Mais la réussite de l'arrimage vendredi, en particulier, avait représenté un vrai soulagement pour Boeing, après une première tentative en 2019. Starliner avait à l'époque dû rebrousser chemin plus tôt que prévu, avant de réussir à atteindre la station.

L'atterrissage n'avait lui pas posé de problème. 

Après cette première mission ratée et une longue période d'ajustements, le vol d'essai devait être retenté en août 2021. Mais alors que la fusée se trouvait déjà sur le pas de tir, des valves de la capsule s'étaient retrouvées bloquées à cause d'un problème d'humidité. Le vaisseau avait dû retourner à l'usine pour des réparations — pendant dix mois.

Cette fois, le vol vers l'ISS s'est bien déroulé, malgré un souci détecté dans le système de propulsion: deux des 12 propulseurs utilisés par la capsule pour se placer sur la bonne trajectoire après le décollage n'ont pas fonctionné.

Ces propulseurs seront de nouveau allumés pour la manœuvre de désorbitation mercredi, destinée à faire rentrer la capsule dans l'atmosphère terrestre.

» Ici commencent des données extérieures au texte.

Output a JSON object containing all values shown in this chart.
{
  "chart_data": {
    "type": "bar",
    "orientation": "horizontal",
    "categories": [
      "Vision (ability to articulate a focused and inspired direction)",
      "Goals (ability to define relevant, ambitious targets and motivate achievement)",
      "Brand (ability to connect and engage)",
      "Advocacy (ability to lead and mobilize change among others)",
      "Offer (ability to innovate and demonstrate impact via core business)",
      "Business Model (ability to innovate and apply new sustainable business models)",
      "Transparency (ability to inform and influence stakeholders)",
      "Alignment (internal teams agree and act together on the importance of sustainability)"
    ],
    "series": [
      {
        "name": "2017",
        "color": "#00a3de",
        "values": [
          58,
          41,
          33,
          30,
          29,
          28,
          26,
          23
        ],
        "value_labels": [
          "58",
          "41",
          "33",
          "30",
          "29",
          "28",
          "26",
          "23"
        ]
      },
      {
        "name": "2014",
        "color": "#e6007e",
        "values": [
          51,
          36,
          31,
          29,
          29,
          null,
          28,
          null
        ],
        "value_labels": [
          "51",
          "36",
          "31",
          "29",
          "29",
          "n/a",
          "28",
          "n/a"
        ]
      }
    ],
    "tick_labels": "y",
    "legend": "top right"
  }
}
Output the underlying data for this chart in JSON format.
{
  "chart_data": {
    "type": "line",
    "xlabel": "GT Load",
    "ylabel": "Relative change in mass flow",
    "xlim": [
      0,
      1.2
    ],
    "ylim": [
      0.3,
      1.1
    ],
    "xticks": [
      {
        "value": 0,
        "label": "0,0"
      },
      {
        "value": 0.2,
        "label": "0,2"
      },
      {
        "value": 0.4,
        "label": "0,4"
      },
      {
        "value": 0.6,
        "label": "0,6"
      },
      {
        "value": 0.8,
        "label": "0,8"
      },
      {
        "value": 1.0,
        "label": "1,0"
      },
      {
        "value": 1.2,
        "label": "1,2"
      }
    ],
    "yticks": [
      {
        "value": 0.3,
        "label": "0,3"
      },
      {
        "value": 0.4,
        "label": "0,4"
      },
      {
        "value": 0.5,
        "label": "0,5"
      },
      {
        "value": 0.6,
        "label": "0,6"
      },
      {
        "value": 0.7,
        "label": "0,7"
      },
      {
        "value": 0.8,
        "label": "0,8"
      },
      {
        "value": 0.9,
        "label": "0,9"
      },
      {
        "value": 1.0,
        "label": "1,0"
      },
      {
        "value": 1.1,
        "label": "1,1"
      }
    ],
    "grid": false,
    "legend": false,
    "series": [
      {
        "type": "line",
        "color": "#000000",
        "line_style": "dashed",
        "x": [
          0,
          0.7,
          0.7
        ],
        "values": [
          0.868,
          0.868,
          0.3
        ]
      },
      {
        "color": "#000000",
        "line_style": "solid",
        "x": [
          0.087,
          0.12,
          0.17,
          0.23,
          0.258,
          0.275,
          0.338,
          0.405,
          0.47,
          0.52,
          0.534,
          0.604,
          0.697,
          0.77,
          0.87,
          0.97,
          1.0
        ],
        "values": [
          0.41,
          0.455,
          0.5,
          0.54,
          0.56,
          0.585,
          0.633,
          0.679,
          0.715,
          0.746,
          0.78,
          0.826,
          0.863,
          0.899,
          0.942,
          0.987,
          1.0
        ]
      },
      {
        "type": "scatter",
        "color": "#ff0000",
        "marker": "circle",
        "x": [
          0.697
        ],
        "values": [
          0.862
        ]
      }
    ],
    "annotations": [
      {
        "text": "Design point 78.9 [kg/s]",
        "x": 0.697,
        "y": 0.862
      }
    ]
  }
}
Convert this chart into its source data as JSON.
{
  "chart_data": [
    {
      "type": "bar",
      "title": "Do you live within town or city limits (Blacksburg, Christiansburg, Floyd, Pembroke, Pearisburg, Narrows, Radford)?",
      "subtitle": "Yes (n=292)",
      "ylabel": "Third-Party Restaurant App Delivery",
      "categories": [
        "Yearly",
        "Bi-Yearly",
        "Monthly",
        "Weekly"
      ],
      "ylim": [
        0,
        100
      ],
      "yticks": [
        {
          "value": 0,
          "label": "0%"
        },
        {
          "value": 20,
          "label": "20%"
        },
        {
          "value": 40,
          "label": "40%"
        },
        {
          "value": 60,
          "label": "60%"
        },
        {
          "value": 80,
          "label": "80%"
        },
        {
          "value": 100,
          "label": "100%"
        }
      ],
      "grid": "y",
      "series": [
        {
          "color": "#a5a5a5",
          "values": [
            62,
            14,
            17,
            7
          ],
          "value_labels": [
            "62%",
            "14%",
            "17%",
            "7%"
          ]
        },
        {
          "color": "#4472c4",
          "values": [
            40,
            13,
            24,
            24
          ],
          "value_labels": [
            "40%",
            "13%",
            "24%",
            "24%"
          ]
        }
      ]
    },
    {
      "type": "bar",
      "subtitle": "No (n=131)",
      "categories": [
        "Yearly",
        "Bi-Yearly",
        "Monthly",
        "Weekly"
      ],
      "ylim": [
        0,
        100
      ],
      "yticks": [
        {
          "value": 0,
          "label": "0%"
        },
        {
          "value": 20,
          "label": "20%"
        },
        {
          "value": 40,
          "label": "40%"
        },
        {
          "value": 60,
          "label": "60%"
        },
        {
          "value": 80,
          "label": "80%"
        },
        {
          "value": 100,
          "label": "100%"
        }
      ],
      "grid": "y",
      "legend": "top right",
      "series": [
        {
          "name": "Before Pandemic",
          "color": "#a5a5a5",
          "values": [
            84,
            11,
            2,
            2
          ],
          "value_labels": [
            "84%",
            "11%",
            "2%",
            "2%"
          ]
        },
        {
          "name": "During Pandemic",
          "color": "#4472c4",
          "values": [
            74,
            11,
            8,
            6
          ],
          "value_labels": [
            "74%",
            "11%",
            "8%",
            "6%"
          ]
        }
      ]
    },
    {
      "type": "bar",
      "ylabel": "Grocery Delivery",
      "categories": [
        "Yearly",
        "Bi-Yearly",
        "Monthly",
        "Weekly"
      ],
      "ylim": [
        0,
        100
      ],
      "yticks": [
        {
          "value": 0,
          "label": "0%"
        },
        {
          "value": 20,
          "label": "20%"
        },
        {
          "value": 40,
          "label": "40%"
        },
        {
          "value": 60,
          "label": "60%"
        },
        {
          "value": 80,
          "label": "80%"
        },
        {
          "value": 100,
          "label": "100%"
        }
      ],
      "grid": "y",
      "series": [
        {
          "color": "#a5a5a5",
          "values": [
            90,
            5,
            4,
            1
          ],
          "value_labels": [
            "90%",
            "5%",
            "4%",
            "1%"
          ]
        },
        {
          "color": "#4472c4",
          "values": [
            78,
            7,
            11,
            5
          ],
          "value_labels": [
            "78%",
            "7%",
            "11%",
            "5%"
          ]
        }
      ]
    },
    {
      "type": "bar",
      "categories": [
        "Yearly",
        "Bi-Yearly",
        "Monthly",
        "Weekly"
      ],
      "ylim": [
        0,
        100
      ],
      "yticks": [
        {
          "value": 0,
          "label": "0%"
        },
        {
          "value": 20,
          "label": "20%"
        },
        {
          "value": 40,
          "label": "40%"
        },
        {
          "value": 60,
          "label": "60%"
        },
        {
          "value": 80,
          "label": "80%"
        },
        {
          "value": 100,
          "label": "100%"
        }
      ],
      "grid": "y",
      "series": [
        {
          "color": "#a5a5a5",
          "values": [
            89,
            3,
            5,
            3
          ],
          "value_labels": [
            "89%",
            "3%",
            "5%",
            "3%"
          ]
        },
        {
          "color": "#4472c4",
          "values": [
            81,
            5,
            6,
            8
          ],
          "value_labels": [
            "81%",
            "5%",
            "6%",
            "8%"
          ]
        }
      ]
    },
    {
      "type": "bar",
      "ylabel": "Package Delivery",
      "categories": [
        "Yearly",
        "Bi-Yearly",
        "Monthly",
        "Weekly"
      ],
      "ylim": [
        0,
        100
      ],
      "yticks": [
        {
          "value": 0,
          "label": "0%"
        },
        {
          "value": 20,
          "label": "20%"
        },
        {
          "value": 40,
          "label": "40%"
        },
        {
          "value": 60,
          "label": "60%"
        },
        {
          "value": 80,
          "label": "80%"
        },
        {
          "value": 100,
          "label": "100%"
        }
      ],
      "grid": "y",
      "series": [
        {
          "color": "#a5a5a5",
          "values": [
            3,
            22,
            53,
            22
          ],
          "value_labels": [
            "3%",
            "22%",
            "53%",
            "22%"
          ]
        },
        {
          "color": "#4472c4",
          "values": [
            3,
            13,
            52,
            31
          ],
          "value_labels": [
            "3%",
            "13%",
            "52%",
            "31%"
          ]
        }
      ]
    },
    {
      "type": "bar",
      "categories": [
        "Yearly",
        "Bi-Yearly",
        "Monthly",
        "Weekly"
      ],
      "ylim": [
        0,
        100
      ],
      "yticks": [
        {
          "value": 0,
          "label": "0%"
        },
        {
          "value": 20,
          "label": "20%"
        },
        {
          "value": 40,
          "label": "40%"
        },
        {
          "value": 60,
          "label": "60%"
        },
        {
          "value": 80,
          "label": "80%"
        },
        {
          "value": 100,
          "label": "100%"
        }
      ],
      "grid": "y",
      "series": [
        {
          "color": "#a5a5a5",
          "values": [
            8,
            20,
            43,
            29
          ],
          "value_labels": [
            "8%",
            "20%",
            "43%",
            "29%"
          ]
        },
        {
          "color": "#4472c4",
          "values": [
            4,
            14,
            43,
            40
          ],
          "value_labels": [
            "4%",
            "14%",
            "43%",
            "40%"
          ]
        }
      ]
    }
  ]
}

Mais la NASA a assuré que ce bogue ne poserait pas de problème.

 

Prochain test habité

Après cette mission, un deuxième vol de démonstration, avec cette fois des astronautes à bord, devra être effectué pour que le vaisseau obtienne l'homologation de la NASA. 

Boeing espère pouvoir le réaliser d'ici la fin de l'année, puis démarrer les missions régulières vers l'ISS. Mais le calendrier exact dépendra de l'analyse des performances de Starliner ces derniers jours. 

L'agence spatiale américaine a signé des contrats à prix fixe tant avec SpaceX que Boeing. 

En recourant à deux entreprises, elle souhaite diversifier ses options, afin de ne plus jamais risquer de se retrouver sans moyen de transport américain, comme après l'arrêt des navettes spatiales en 2011. Jusqu'à SpaceX, la NASA en était en effet réduite à payer pour des places dans les fusées russes Soyouz.

L'entreprise d'Elon Musk, pourtant nouvelle venue dans l'industrie aérospatiale par rapport à Boeing, a elle déjà acheminé 18 astronautes jusqu'à l'ISS avec sa propre capsule, Dragon — ainsi que quatre passagers privés, lors d'une mission de tourisme spatial.